并非所有的任务都是静态的,因此Connector实现还负责监视外部系统是否有可能需要重新配置的更改。例如,在JDBCSourceConnector示例中,Connector可能会为每个Task分配一组表。当创建新表时,必须能发现它,以便通过更新其配置来将新表分配给其中一个Task。当发现需要重新配置的变更(或Task数量的变化)时,它会通知框架更新相应的任务。

Developing a Simple Connector

开发一个简单的 Connector

Developing a connector only requires implementing two interfaces, the Connector and Task. A simple example is included with the source code for Kafka in the file package. This connector is meant for use in standalone mode and has implementations of a SourceConnector/SourceTask to read each line of a file and emit it as a record and a SinkConnector/SinkTask that writes each record to a file.
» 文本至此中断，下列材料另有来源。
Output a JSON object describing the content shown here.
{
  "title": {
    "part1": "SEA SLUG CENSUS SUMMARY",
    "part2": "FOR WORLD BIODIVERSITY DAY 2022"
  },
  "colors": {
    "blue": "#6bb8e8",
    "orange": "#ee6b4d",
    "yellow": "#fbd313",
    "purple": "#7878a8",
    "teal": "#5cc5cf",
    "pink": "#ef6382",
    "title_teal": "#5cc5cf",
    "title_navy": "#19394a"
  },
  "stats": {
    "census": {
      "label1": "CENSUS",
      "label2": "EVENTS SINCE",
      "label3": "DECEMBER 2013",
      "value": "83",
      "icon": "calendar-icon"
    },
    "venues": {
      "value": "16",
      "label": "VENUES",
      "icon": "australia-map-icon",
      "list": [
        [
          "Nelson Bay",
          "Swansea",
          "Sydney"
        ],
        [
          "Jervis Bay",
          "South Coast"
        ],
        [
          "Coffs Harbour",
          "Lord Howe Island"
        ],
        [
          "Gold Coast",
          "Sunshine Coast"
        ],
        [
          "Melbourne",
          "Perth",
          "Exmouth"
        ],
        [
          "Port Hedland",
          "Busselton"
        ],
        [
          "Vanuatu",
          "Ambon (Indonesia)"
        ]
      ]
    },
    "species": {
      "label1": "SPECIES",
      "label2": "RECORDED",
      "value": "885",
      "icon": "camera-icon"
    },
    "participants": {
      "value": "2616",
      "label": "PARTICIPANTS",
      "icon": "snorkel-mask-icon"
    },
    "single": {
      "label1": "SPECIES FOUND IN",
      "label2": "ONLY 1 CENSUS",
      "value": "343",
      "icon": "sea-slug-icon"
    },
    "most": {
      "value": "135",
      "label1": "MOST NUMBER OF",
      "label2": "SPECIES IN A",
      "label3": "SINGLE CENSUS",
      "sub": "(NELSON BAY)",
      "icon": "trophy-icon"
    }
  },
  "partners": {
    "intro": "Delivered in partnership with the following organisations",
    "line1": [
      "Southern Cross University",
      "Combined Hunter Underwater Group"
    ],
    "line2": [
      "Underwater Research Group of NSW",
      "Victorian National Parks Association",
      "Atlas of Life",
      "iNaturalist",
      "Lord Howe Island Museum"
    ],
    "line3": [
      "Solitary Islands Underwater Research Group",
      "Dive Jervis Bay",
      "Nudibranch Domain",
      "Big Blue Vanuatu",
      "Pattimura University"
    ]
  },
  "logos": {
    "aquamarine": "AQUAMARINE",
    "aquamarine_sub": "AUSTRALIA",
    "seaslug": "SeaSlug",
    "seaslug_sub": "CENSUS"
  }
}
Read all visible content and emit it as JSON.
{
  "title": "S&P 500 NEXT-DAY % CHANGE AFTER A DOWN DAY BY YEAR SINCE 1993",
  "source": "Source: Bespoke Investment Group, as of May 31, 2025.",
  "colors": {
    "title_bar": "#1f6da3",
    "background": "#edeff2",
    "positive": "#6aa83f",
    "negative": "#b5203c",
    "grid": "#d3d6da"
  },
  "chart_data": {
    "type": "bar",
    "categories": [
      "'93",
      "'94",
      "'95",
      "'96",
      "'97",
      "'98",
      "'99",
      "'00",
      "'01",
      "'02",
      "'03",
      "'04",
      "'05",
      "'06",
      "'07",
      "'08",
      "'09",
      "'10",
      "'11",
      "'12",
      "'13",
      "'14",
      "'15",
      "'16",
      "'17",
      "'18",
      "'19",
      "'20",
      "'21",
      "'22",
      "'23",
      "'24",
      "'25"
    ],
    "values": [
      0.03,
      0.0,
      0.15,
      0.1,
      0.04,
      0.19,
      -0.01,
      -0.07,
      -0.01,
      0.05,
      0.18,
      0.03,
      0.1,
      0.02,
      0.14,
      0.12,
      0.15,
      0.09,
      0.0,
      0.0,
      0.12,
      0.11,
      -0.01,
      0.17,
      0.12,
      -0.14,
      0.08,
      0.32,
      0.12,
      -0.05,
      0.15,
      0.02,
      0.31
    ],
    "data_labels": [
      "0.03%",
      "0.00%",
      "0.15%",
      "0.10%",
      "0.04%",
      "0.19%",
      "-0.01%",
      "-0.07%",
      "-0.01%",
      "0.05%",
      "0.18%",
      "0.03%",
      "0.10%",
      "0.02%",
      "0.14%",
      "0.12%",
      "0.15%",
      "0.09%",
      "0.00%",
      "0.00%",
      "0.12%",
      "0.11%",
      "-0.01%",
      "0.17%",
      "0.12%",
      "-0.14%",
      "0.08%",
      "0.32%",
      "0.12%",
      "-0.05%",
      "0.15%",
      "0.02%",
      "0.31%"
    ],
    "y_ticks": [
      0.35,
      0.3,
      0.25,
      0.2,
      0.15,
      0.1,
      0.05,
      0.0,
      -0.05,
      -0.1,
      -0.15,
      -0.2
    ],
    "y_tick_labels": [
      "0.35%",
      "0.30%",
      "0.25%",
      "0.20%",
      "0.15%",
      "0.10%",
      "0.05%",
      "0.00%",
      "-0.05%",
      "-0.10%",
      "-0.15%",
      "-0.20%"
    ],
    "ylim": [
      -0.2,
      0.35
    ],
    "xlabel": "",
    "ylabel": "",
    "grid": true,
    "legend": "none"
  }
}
开发一个Connector只需要实现两个接口,即ConnectorTask。一个简单的例子包含在Kafka源代码的file包中。这个Connector用于独立模式,并且具有一个SourceConnector/SourceTask来读取文件的每一行并将它作为一个记录和一个SinkConnector/SinkTask将每条记录写入文件。

The rest of this section will walk through some code to demonstrate the key steps in creating a connector, but developers should also refer to the full example source code as many details are omitted for brevity.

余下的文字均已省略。